What’s The Structural Problem? You Want The Final Word.
And guess what? Often, you can’t have it.
Why? Because you can’t control your child’s or teen’s speech? You can’t (without duct tape applied) end up controlling speech. And I understand, of course, that you simply want your child to accept an answer and move on with responsible action. That is the ultimate goal.
But first, we must understand how we have influence, and how we teach. The goal is not to control. The goal is learning to be a responsible, happy and productive citizen of society. In becoming that citizen, hopefully, we will promote free speech and free-thinking, with the essential understanding that choice comes with a consequence.
In last week’s article, we reviewed the foundation for eliminating the battle over the final word. The main points covered were:
- Let them have “the last word.”
- Give no attention or commentary to “the last word!”

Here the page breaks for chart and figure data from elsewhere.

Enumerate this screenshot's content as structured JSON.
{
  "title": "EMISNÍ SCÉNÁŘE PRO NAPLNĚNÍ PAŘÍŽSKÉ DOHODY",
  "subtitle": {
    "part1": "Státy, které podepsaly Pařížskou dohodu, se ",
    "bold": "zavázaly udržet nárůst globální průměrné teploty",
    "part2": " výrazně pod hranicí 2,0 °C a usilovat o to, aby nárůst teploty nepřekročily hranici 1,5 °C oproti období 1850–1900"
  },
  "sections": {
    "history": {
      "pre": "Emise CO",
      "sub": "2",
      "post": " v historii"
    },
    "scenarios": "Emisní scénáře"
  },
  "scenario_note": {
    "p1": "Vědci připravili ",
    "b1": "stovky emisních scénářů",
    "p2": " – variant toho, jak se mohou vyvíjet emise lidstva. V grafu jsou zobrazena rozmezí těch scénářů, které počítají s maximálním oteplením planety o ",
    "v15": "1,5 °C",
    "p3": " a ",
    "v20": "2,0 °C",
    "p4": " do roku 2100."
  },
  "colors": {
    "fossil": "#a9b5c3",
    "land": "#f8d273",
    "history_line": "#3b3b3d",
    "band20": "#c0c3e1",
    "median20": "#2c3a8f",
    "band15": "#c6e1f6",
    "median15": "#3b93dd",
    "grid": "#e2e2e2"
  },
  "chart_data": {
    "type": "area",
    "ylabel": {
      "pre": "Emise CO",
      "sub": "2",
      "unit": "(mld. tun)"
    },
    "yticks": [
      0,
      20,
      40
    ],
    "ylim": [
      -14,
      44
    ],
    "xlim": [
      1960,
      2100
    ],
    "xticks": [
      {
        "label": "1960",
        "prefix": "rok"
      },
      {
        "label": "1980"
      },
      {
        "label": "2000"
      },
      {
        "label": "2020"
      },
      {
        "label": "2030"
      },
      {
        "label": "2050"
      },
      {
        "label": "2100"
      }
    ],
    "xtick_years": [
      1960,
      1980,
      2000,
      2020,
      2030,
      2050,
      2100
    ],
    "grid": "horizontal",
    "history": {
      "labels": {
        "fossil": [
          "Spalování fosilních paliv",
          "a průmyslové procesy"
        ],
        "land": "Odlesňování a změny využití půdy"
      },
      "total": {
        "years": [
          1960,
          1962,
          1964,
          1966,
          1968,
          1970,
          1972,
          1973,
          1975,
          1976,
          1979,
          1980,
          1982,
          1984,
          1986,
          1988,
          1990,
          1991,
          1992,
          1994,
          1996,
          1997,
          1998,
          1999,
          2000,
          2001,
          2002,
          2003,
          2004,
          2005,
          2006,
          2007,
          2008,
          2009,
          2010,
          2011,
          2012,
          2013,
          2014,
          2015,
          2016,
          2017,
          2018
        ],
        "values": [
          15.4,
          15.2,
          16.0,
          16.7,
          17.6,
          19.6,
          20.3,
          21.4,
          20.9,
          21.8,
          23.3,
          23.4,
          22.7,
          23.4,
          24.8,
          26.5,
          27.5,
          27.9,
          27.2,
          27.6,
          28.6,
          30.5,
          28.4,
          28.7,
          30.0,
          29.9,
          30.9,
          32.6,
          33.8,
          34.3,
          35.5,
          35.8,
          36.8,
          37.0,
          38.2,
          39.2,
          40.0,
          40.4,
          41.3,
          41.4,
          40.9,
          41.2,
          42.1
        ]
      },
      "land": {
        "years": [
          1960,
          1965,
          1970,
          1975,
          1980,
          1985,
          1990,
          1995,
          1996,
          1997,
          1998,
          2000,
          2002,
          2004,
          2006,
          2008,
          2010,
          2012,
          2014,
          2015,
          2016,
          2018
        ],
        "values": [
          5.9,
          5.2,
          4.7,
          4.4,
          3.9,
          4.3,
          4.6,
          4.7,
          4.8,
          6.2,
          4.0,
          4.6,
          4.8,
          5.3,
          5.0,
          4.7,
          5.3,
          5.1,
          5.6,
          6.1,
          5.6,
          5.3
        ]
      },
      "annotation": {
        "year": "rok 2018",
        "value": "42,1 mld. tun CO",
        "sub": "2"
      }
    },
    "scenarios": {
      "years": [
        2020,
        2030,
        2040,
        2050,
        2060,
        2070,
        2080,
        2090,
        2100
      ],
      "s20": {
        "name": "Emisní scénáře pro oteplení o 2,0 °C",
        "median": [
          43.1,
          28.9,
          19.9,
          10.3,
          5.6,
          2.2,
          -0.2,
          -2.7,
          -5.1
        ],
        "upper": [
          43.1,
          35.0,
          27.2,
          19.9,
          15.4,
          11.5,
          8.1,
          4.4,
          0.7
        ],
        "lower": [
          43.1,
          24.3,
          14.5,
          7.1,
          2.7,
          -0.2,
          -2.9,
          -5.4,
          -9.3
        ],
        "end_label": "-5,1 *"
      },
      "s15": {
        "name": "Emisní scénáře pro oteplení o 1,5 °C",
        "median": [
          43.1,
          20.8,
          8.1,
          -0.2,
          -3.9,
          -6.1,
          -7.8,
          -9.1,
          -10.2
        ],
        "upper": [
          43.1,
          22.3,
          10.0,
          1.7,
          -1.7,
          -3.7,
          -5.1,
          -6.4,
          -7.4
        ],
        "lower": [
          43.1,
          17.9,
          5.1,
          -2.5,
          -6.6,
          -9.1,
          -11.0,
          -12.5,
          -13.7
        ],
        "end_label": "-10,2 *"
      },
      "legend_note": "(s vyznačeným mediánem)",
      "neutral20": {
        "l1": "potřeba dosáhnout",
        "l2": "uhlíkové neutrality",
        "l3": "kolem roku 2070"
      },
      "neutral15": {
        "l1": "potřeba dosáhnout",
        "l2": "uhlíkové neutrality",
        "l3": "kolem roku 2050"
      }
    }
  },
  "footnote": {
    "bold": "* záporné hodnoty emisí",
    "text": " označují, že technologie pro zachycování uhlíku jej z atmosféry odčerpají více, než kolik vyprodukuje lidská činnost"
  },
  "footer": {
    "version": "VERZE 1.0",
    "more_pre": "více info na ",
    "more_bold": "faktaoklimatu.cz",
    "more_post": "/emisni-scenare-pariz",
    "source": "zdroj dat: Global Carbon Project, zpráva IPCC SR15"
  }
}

- Your Child Only Seeks the Last Word When You Seek the Last Word
It may be useful to review that article, to understand how important each of these three points become in order to have a home with fewer arguments and none of the futile, frustrating negotiations. For today, we move on to discuss the critical second part of this lesson: How to connect choice with consequence.

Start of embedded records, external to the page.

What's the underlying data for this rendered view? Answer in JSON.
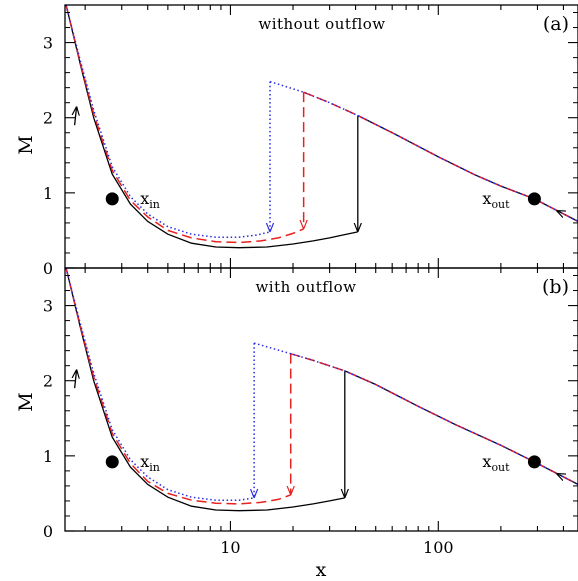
{
  "chart_data": [
    {
      "type": "line",
      "panel_letter": "(a)",
      "title": "without outflow",
      "xlabel": "",
      "ylabel": "M",
      "xscale": "log",
      "xlim": [
        1.6,
        470
      ],
      "ylim": [
        0,
        3.5
      ],
      "x_ticks": [
        10,
        100
      ],
      "y_ticks": [
        0,
        1,
        2,
        3
      ],
      "x_tick_labels": [
        "",
        ""
      ],
      "y_tick_labels": [
        "0",
        "1",
        "2",
        "3"
      ],
      "grid": false,
      "critical_points": [
        {
          "label": "x",
          "sub": "in",
          "x": 2.7,
          "y": 0.92
        },
        {
          "label": "x",
          "sub": "out",
          "x": 290,
          "y": 0.92
        }
      ],
      "series": [
        {
          "style": "solid",
          "color": "#000000",
          "subsonic": {
            "x": [
              1.62,
              1.9,
              2.2,
              2.7,
              3.3,
              4.0,
              5.0,
              6.5,
              8.5,
              11,
              15,
              20,
              25,
              30,
              35,
              41
            ],
            "y": [
              3.5,
              2.7,
              2.0,
              1.25,
              0.85,
              0.62,
              0.45,
              0.33,
              0.28,
              0.27,
              0.28,
              0.32,
              0.36,
              0.4,
              0.44,
              0.48
            ]
          },
          "shock": {
            "x": 41,
            "y_low": 0.48,
            "y_high": 2.03
          },
          "supersonic": {
            "x": [
              41,
              60,
              100,
              150,
              200,
              290,
              470
            ],
            "y": [
              2.03,
              1.8,
              1.48,
              1.24,
              1.09,
              0.92,
              0.62
            ]
          }
        },
        {
          "style": "dashed",
          "color": "#e8201e",
          "subsonic": {
            "x": [
              1.62,
              1.9,
              2.2,
              2.7,
              3.3,
              4.0,
              5.0,
              6.5,
              8.5,
              11,
              14,
              17,
              20,
              22.5
            ],
            "y": [
              3.5,
              2.72,
              2.05,
              1.3,
              0.9,
              0.68,
              0.5,
              0.4,
              0.35,
              0.34,
              0.36,
              0.4,
              0.46,
              0.52
            ]
          },
          "shock": {
            "x": 22.5,
            "y_low": 0.52,
            "y_high": 2.34
          },
          "supersonic": {
            "x": [
              22.5,
              30,
              41,
              60,
              100,
              150,
              200,
              290,
              470
            ],
            "y": [
              2.34,
              2.2,
              2.03,
              1.8,
              1.48,
              1.24,
              1.09,
              0.92,
              0.62
            ]
          }
        },
        {
          "style": "dotted",
          "color": "#2a2ae0",
          "subsonic": {
            "x": [
              1.62,
              1.9,
              2.2,
              2.7,
              3.3,
              4.0,
              5.0,
              6.5,
              8.5,
              11,
              13.5,
              15.5
            ],
            "y": [
              3.5,
              2.75,
              2.1,
              1.35,
              0.95,
              0.72,
              0.55,
              0.45,
              0.41,
              0.41,
              0.44,
              0.48
            ]
          },
          "shock": {
            "x": 15.5,
            "y_low": 0.48,
            "y_high": 2.48
          },
          "supersonic": {
            "x": [
              15.5,
              22.5,
              30,
              41,
              60,
              100,
              150,
              200,
              290,
              470
            ],
            "y": [
              2.48,
              2.34,
              2.2,
              2.03,
              1.8,
              1.48,
              1.24,
              1.09,
              0.92,
              0.62
            ]
          }
        }
      ]
    },
    {
      "type": "line",
      "panel_letter": "(b)",
      "title": "with outflow",
      "xlabel": "x",
      "ylabel": "M",
      "xscale": "log",
      "xlim": [
        1.6,
        470
      ],
      "ylim": [
        0,
        3.5
      ],
      "x_ticks": [
        10,
        100
      ],
      "y_ticks": [
        0,
        1,
        2,
        3
      ],
      "x_tick_labels": [
        "10",
        "100"
      ],
      "y_tick_labels": [
        "0",
        "1",
        "2",
        "3"
      ],
      "grid": false,
      "critical_points": [
        {
          "label": "x",
          "sub": "in",
          "x": 2.7,
          "y": 0.92
        },
        {
          "label": "x",
          "sub": "out",
          "x": 290,
          "y": 0.92
        }
      ],
      "series": [
        {
          "style": "solid",
          "color": "#000000",
          "subsonic": {
            "x": [
              1.62,
              1.9,
              2.2,
              2.7,
              3.3,
              4.0,
              5.0,
              6.5,
              8.5,
              11,
              15,
              20,
              25,
              30,
              35.5
            ],
            "y": [
              3.5,
              2.7,
              2.0,
              1.25,
              0.85,
              0.62,
              0.45,
              0.33,
              0.28,
              0.27,
              0.28,
              0.32,
              0.36,
              0.4,
              0.44
            ]
          },
          "shock": {
            "x": 35.5,
            "y_low": 0.44,
            "y_high": 2.13
          },
          "supersonic": {
            "x": [
              35.5,
              50,
              80,
              120,
              200,
              290,
              470
            ],
            "y": [
              2.13,
              1.95,
              1.66,
              1.42,
              1.14,
              0.92,
              0.62
            ]
          }
        },
        {
          "style": "dashed",
          "color": "#e8201e",
          "subsonic": {
            "x": [
              1.62,
              1.9,
              2.2,
              2.7,
              3.3,
              4.0,
              5.0,
              6.5,
              8.5,
              11,
              14,
              17,
              19.5
            ],
            "y": [
              3.5,
              2.72,
              2.05,
              1.3,
              0.9,
              0.66,
              0.5,
              0.41,
              0.37,
              0.36,
              0.38,
              0.42,
              0.48
            ]
          },
          "shock": {
            "x": 19.5,
            "y_low": 0.48,
            "y_high": 2.36
          },
          "supersonic": {
            "x": [
              19.5,
              25,
              35.5,
              50,
              80,
              120,
              200,
              290,
              470
            ],
            "y": [
              2.36,
              2.27,
              2.13,
              1.95,
              1.66,
              1.42,
              1.14,
              0.92,
              0.62
            ]
          }
        },
        {
          "style": "dotted",
          "color": "#2a2ae0",
          "subsonic": {
            "x": [
              1.62,
              1.9,
              2.2,
              2.7,
              3.3,
              4.0,
              5.0,
              6.5,
              8.5,
              11,
              13
            ],
            "y": [
              3.5,
              2.75,
              2.1,
              1.35,
              0.95,
              0.72,
              0.55,
              0.45,
              0.41,
              0.41,
              0.44
            ]
          },
          "shock": {
            "x": 13,
            "y_low": 0.44,
            "y_high": 2.5
          },
          "supersonic": {
            "x": [
              13,
              19.5,
              25,
              35.5,
              50,
              80,
              120,
              200,
              290,
              470
            ],
            "y": [
              2.5,
              2.36,
              2.27,
              2.13,
              1.95,
              1.66,
              1.42,
              1.14,
              0.92,
              0.62
            ]
          }
        }
      ]
    }
  ]
}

Final Lesson: Teaching With Powerful Actions…Not Repeated Words!
Many times, when your children are seeking the last word, it simply doesn’t matter. How so, you might ask?

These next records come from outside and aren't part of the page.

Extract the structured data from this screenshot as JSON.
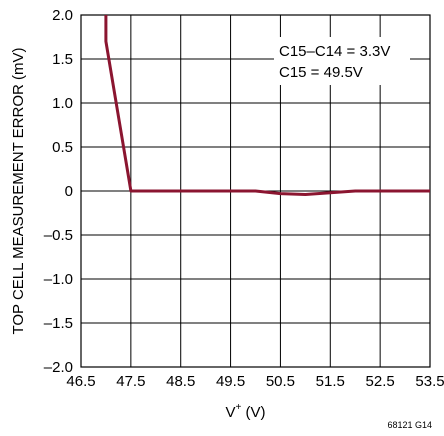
{
  "chart_data": {
    "type": "line",
    "title": "",
    "xlabel": "V",
    "xlabel_sup": "+",
    "xlabel_unit": " (V)",
    "ylabel": "TOP CELL MEASUREMENT ERROR (mV)",
    "xlim": [
      46.5,
      53.5
    ],
    "ylim": [
      -2.0,
      2.0
    ],
    "x_ticks": [
      "46.5",
      "47.5",
      "48.5",
      "49.5",
      "50.5",
      "51.5",
      "52.5",
      "53.5"
    ],
    "y_ticks": [
      "2.0",
      "1.5",
      "1.0",
      "0.5",
      "0",
      "–0.5",
      "–1.0",
      "–1.5",
      "–2.0"
    ],
    "grid": true,
    "annotations": [
      "C15–C14 = 3.3V",
      "C15 = 49.5V"
    ],
    "figure_code": "68121 G14",
    "series": [
      {
        "color": "#8b1530",
        "x": [
          47.0,
          47.0,
          47.5,
          48.0,
          49.0,
          50.0,
          50.5,
          51.0,
          51.5,
          52.0,
          53.0,
          53.5
        ],
        "y": [
          2.0,
          1.7,
          0.0,
          0.0,
          0.0,
          0.0,
          -0.03,
          -0.04,
          -0.02,
          0.0,
          0.0,
          0.0
        ]
      }
    ]
  }
}
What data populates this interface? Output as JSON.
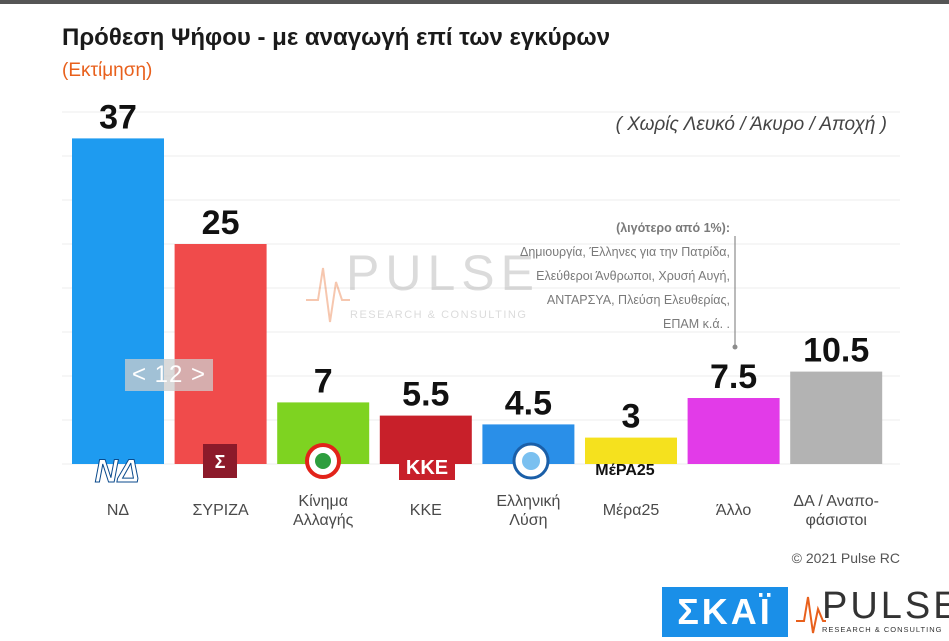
{
  "title": "Πρόθεση Ψήφου - με αναγωγή επί των εγκύρων",
  "subtitle": "(Εκτίμηση)",
  "note": "( Χωρίς Λευκό / Άκυρο / Αποχή )",
  "minor_parties": {
    "header": "(λιγότερο από 1%):",
    "lines": [
      "Δημιουργία, Έλληνες για την Πατρίδα,",
      "Ελεύθεροι Άνθρωποι, Χρυσή Αυγή,",
      "ΑΝΤΑΡΣΥΑ, Πλεύση Ελευθερίας,",
      "ΕΠΑΜ    κ.ά. ."
    ]
  },
  "watermark": {
    "word": "PULSE",
    "tagline": "RESEARCH & CONSULTING"
  },
  "pager": "< 12 >",
  "copyright": "© 2021 Pulse RC",
  "logos": {
    "skai": "ΣΚΑΪ",
    "pulse": "PULSE",
    "pulse_tagline": "RESEARCH & CONSULTING"
  },
  "party_logos": {
    "nd": "ΝΔ",
    "kke": "ΚΚΕ",
    "mera25": "ΜέΡΑ25"
  },
  "chart_data": {
    "type": "bar",
    "categories": [
      [
        "ΝΔ"
      ],
      [
        "ΣΥΡΙΖΑ"
      ],
      [
        "Κίνημα",
        "Αλλαγής"
      ],
      [
        "ΚΚΕ"
      ],
      [
        "Ελληνική",
        "Λύση"
      ],
      [
        "Μέρα25"
      ],
      [
        "Άλλο"
      ],
      [
        "ΔΑ / Αναπο-",
        "φάσιστοι"
      ]
    ],
    "values": [
      37,
      25,
      7,
      5.5,
      4.5,
      3,
      7.5,
      10.5
    ],
    "value_labels": [
      "37",
      "25",
      "7",
      "5.5",
      "4.5",
      "3",
      "7.5",
      "10.5"
    ],
    "colors": [
      "#1e9bf0",
      "#f04b4b",
      "#7ed321",
      "#c8202a",
      "#2a8fe8",
      "#f5e11e",
      "#e23be8",
      "#b3b3b3"
    ],
    "ylim": [
      0,
      40
    ],
    "grid": true,
    "title": "Πρόθεση Ψήφου - με αναγωγή επί των εγκύρων",
    "xlabel": "",
    "ylabel": ""
  }
}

Well, first, there is the well-proven fact that repeating yourself, again and again, is only an act of utter frustration if your child keeps arguing with you. Secondly, most of the time what they say doesn’t matter IF you have controlled what they care about adequately. In these circumstances, it will be action on your part that will teach, where your words will not. Thus, with most of the last word moments, you can comfortably walk away knowing that you are not a) feeding your child’s resistance with your attention and b) controlling what matters (i.e., their goodies).
If you have done this, then all their words matter not. Your actions and the consequences that occur based upon their choices will be what ultimately matters.
If you have said, “No, you can’t go to Jack’s house” and your son just keeps asking “Why?’…you then just walk away. That’s the only action you really need. It doesn’t mean your son will stop right away. It just means that you have now set the conditions where there is no “return” for the argument.
Or perhaps your 12-year-old is starting to talk back when you ask her to pick up her room. She says, “I will do it later.” You say, “Please take care of it now.” She says, “I don’t want to. Nobody else has to clean up on Saturday morning.” Rather than getting into a useless verbal struggle, just keep this in mind:
Dr. Cale’s Rule Of Responsibility: No Fun Until Your Work Is Done.
Once the “Rule of Responsibility” is in place, you know exactly what action you need to take. You just wait her out. No computer. No phone. No TV. No friends…until her work (i.e., cleaning her room) is done! If you pause for a moment, you may begin to realize how often you can use this simple principle to teach the critical lessons you want to teach. It is particularly useful when you need to wait out the final word from your teen. Just ignore, don’t repeat yourself, and keep your action focused on no goodies till the request is done.
When we throw our energy into what we don’t want, things only get worse. The more you try to “force” your son or daughter to accept your input, by demanding the last word, the more you can just watch the frustration rise. Even worse…your words FEED their behavior…and make it worse!
Instead, be more action-oriented. Either walk away (which is what works for most of the insignificant stuff) or bring a powerful teacher when needed, by honoring the Responsibility Rule. Magical things start to happen when you apply these simple ideas. It forces you out of the habit of feeding “the last word” with your energy and attention. Once you become more action-oriented, your children will get it.